Muy al contrario, fue la América forjada en torno a esos tres pilares la que brindó al mundo su esfuerzo más generoso, en defensa de unos valores por los que se vertió mucha sangre de esos granjeros que desdeña para salvar a la sofisticada Europa de sí misma en dos ocasiones. Fue esa misma América que encarnaba Reagan la que supo mantener a raya al imperio Soviético hasta contemplar su derrumbe.

Precisamente el olvido de uno de esos tres pilares el que ha llevado a la sociedad americana al vacío existencial en donde se encuentra instalada, asustada tan pronto alejas de ella la tecnología, el bienestar o la codicia. La América actual, tan correcta y tan política, ya no es capaz de plantar cara salvo a través de drones pilotados desde Nueva York o de misiles teledirigidos. En mi anterior artículo constataba los resultados del abandono de esa parte de la moral tradicional, consustancial a la doble alma del conservadurismo americano.

Al soslayarse su peso cuando el mercado o la audiencia lo exigían y arrodillarse ante el altar de lo políticamente correcto, la derecha quedó reducida a una gestora de inversiones y a presumir de su inigualable eficiencia económica.
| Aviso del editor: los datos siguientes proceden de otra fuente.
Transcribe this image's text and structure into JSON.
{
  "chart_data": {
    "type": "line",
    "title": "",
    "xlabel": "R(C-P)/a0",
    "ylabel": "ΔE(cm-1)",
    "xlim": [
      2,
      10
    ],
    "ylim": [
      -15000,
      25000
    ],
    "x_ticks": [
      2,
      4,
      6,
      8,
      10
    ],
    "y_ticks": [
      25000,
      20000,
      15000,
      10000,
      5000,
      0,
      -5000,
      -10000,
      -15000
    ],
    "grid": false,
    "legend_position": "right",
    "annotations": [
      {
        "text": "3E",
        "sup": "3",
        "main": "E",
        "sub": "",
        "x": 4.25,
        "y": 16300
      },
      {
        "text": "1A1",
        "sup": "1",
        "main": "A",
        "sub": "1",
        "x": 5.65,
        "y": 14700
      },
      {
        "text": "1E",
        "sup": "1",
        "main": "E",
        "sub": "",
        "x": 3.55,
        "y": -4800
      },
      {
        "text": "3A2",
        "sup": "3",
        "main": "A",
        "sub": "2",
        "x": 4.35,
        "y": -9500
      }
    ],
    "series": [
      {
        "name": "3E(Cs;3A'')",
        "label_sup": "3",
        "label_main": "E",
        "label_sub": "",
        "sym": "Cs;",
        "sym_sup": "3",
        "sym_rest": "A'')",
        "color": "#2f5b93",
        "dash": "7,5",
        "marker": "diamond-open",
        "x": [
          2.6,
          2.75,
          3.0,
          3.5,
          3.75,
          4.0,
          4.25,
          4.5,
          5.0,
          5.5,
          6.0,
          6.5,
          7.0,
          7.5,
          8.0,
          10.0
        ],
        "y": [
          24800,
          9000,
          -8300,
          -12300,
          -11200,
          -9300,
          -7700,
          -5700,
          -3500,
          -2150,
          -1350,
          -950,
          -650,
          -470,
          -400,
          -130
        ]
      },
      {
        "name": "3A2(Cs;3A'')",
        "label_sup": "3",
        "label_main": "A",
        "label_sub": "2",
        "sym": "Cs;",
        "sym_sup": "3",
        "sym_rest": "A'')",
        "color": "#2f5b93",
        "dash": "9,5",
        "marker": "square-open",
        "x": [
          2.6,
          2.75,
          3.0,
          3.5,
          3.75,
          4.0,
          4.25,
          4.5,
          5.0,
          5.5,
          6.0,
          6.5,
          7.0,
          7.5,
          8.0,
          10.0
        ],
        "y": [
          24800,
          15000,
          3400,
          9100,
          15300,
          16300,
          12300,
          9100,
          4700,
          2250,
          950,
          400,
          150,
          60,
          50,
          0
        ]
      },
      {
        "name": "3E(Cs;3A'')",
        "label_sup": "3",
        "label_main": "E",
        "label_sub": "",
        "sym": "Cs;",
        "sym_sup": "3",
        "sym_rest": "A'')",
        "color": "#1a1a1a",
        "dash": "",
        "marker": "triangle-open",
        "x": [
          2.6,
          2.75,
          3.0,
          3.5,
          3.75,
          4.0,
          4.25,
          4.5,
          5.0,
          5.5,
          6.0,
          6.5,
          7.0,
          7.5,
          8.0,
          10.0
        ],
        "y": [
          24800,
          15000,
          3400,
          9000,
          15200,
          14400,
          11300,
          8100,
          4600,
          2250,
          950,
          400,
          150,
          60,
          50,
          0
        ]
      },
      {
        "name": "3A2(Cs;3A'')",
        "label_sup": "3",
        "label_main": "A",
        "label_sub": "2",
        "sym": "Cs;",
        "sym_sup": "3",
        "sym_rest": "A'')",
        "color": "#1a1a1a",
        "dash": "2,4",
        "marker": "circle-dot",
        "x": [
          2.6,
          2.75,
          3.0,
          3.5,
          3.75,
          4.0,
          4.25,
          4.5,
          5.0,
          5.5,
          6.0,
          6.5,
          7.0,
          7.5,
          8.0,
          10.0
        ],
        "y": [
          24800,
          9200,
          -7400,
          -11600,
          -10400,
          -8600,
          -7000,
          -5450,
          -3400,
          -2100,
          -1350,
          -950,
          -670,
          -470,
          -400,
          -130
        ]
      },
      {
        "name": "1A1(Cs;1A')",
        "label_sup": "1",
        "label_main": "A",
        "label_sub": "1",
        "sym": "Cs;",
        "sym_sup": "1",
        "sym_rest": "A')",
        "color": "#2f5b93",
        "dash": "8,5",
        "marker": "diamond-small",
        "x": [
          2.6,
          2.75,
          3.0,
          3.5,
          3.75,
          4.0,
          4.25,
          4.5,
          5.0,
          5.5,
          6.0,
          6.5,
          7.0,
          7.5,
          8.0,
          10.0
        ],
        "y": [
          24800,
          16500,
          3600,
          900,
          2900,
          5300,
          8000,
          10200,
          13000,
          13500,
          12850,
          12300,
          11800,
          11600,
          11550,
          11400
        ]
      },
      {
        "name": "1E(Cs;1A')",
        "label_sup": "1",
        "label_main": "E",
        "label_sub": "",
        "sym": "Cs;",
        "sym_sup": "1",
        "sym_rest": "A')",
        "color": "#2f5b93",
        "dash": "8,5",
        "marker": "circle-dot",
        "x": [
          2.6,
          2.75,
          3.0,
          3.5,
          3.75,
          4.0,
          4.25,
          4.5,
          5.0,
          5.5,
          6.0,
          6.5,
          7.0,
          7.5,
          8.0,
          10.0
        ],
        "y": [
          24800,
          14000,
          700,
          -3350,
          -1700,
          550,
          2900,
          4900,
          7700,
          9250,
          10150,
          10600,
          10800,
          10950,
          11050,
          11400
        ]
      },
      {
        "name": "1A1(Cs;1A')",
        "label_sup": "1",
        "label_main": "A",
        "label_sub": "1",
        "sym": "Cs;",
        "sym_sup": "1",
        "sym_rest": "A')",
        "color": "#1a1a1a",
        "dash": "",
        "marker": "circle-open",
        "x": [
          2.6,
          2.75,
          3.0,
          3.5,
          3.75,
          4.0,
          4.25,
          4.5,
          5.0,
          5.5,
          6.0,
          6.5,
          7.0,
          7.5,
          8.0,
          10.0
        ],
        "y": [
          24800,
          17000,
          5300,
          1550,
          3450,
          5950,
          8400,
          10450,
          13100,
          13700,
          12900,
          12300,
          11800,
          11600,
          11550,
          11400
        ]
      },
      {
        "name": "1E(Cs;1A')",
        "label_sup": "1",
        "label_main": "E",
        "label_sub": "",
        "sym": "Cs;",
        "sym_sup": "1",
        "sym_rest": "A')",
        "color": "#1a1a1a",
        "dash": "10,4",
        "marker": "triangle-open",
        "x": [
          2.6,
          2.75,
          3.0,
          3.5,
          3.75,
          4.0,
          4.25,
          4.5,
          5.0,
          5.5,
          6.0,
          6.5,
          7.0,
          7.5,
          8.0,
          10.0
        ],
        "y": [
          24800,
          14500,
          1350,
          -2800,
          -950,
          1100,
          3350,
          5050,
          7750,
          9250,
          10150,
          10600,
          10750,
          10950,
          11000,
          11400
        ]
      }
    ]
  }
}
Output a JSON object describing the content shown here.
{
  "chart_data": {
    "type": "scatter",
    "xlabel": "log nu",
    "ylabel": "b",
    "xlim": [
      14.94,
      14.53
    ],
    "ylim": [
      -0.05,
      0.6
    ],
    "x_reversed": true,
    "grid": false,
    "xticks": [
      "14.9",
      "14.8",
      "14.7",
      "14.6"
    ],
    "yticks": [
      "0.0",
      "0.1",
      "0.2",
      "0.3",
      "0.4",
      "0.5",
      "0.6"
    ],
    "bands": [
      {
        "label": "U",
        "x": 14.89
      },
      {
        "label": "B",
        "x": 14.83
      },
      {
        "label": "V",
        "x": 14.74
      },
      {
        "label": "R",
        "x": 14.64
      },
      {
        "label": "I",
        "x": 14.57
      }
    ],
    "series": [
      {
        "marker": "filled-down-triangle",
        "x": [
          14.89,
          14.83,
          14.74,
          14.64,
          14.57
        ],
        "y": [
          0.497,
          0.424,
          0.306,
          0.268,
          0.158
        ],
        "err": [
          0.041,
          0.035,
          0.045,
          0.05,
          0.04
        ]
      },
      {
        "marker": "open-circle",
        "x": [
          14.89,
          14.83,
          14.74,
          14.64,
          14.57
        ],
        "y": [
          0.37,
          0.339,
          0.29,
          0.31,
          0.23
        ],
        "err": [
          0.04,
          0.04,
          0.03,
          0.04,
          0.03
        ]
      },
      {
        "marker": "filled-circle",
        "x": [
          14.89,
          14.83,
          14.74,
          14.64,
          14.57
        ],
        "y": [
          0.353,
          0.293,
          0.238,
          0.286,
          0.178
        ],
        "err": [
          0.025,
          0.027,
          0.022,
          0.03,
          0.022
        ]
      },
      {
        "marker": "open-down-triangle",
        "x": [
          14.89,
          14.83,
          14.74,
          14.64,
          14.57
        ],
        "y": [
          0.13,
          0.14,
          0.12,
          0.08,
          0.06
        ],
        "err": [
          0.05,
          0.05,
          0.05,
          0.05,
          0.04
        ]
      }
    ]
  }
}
Esa derecha sin alma fue la que se derrumbó en 2008 y mostró las vergüenzas de un sistema tan pagano y materialista como el que existía tras el muro de Berlín.

Fue un gran acierto del director, sin embargo, haber elegido el episodio que describe el odio de aquel fornido granjero de Alabama en los años 80, porque se trata una situación calcada de las muchas que acontecieron en la década de los 60. Quienes hayan tenido un contacto esporádico y superficial con Norteamérica no entenderán hasta qué punto ese incidente de Huntsville retrata el conflicto permanente en el que vive la sociedad americana.
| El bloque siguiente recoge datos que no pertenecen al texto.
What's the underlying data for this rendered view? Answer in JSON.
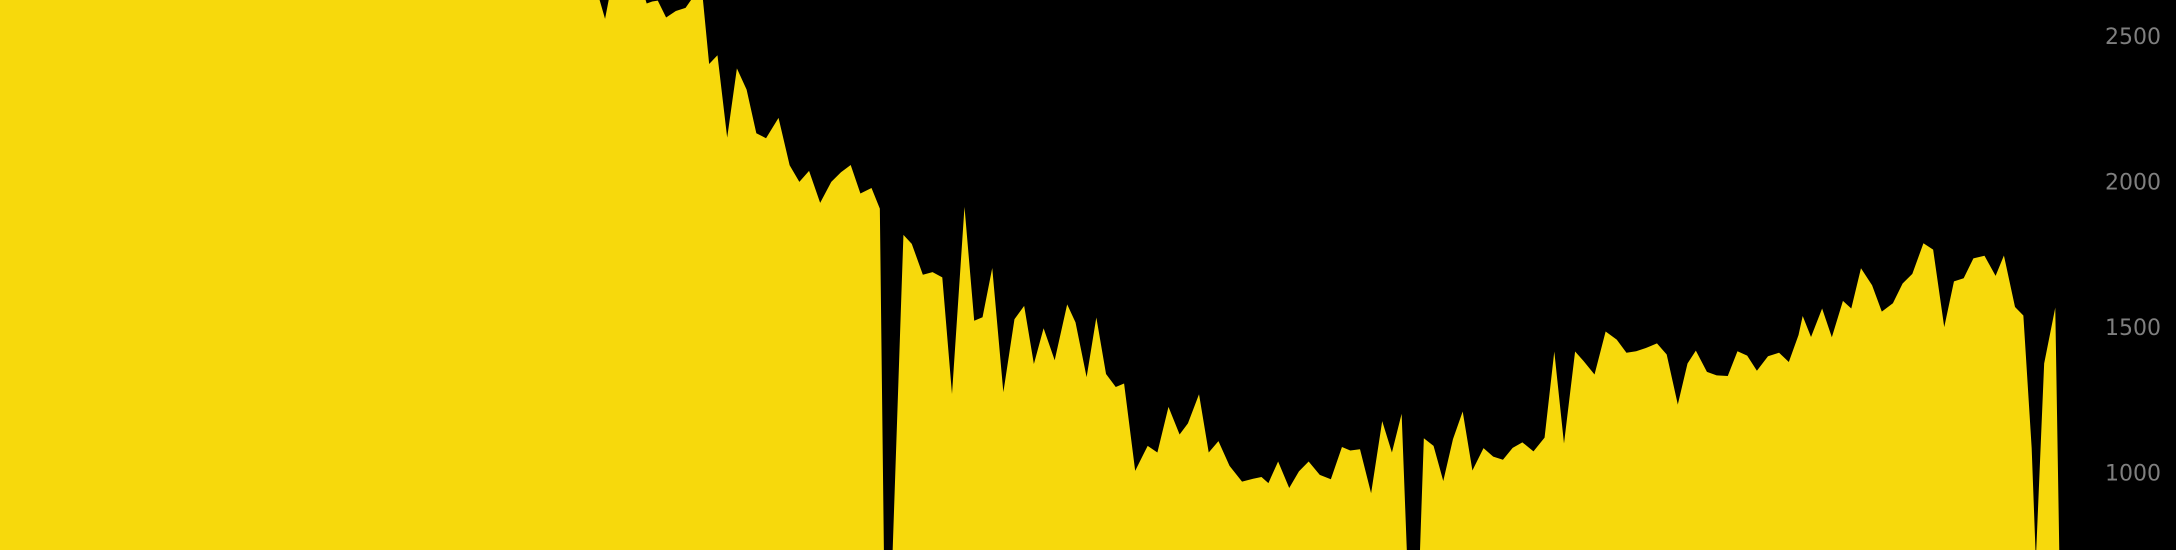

Porque, al igual que ocurre en España con la Guerra Civil, los Estados Unidos no han conseguido superar el marco del choque cultural que trajeron consigo los años del Sex, Drugs, and Rock&Roll. Ninguno de los dos partidos ha querido enterrar el hacha de guerra que se blande en cada elección local, municipal, estatal o nacional, pues les brinda la excusa perfecta para dirimir sus luchas por el poder dentro de un guión preestablecido, aunque por el camino hayan traicionado a sus votantes tradicionales, el país se esté dividido por la mitad y el enfrentamiento de unas generaciones contra otras sea cada vez mayor. Lo importante es que los verdaderos problemas que afectan a los norteamericanos queden fuera del debate (como ven, por cierto, nada distinto de lo que se vive a diario en España).

Si al derrotar a Hillary Clinton hace ocho años Barack Obama dio el primer aviso de que algo había cambiado, Donald Trump, el candidato abandonado por su partido, con 100 millones de dólares para la campaña frente a los 2000 gastados por Clinton, contra todo el aparato mediático del país y las estrellas más rutilantes arropando a su rival, supo leer mejor que nadie de qué iban exactamente estas elecciones y en qué terreno debían disputarse. La trampa que había tendido era tan grande como para que cupieran todos los líderes y formadores de opinión de la nación más poderosa de la tierra y -de paso- los que contemplaban el combate por televisión.

Por ello, y antes de que se reanude el Reality el próximo 8 de enero en el Capitolio, sería de justicia reconocer que Donald Trump ha sido más listo que todos nosotros juntos.

Antonio Camuñas es presidente de Global Strategies y Consejero de EL ESPAÑOL.